Di antaranya tempat tinggal layak, makanan yang layak, tempat tidur yang tidak terisolasi juga tidak tidur bersama. Pendidikan dasar (SD-SMP) pekerja anak juga harus dipenuhi. Artinya, jika Anda mempekerjakan anak, pastikan anak tersebut tetap bisa melanjutkan pendidikan dasar sambil bekerja. Selain itu, jam kerja juga harus jelas, delapan jam per hari. Upah PRT juga menjadi kewajiban yang harus dipenuhi sesuai standar dan peraturan upah minimum regional (harus sesuai UMR).
Ada hak dan kewajiban yang harus dipenuhi jika Anda mempekerjakan anak usia 15-17. Bahkan, Anda juga berperan sebagai edukator bagi masyarakat. Tak dapat dipungkiri, banyak orangtua di pedesaan yang sengaja mengirimkan anaknya untuk bekerja di Jakarta, dan mengambil keuntungan darinya. Anak dipaksa menyetor sejumlah uang dari hasil kerjanya kepada orangtua di desa. Atau ada juga ancaman, anak dipaksa bekerja di kota karena jika tidak, ia akan dinikahkan di desa.
Daycare sebagai solusi?
Hakim melihat, kebutuhan orangtua bekerja akan jasa pengasuhan anak sebenarnya bisa dipenuhi dengan fasilitas daycare.

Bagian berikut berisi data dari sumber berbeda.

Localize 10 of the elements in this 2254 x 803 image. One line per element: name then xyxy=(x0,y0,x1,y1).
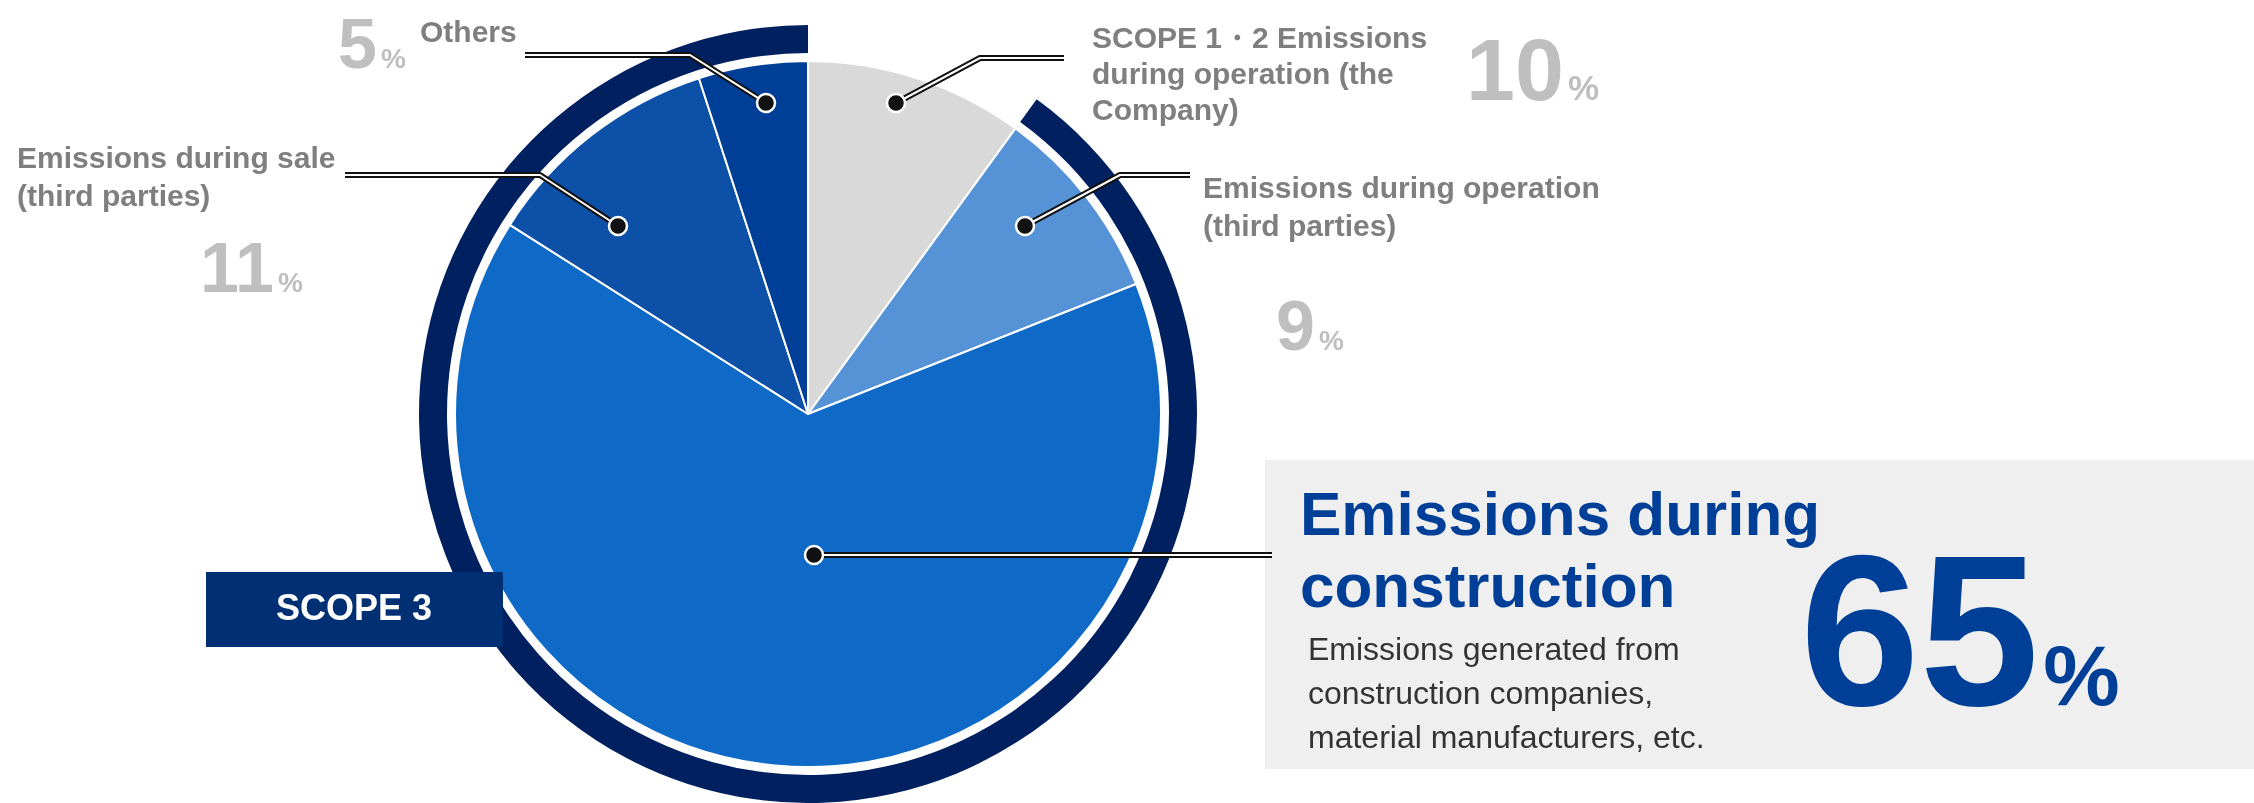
text: SCOPE 3 xyxy=(275,586,433,628)
slice-label: Emissions during operation (third parties) xyxy=(1203,171,1600,242)
data-label: 5% xyxy=(338,5,406,83)
slice-label: Others xyxy=(420,15,517,48)
data-label: 10% xyxy=(1466,20,1600,119)
slice-label: Emissions during sale (third parties) xyxy=(17,141,336,212)
slice-label: SCOPE 1・2 Emissions during operation (the Company) xyxy=(1092,21,1428,126)
data-label: 11% xyxy=(200,229,303,307)
data-label: 9% xyxy=(1276,287,1344,365)
text: Emissions generated from construction companies, material manufacturers, etc. xyxy=(1308,631,1705,755)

"Belasan perusahaan besar, terutama perusahaan multinasional, sudah memiliki fasilitas daycare untuk karyawannya," jelas Hakim.
Sayangnya, fasilitas daycare yang berkualitas dan dijalankan secara profesional belum ditemui di seluruh perkantoran di kota-kota besar. Fasilitas pengasuhan anak tanpa biaya untuk menunjang orangtua bekerja ini masih terbatas di beberapa perusahaan saja.
Daycare belum menjadi pilihan bagi orangtua bekerja di perkotaan. Boleh jadi karena keterbatasan fasilitas daycare itu sendiri, terutama daycare untuk umum yang terjangkau. Boleh jadi, daycare belum menjadi pilihan orangtua bekerja karena masih terbukanya pilihan mempekerjakan pengasuh atau PRT, termasuk dari kalangan anak-anak, dengan biaya lebih rendah.
Pilihan kembali ke Anda, para orangtua bekerja. Jika perusahaan belum menyediakan daycare, Anda boleh saja mempekerjakan pengasuh atau PRT dengan memenuhi hak dan kewajiban lebih baik.
Memenuhi hak dan kewajiban bukan hanya untuk kepentingan si pekerja rumah tangga, namun juga untuk kepentingan Anda, selaku orangtua yang semestinya memberikan pengasuhan terbaik untuk buah hati.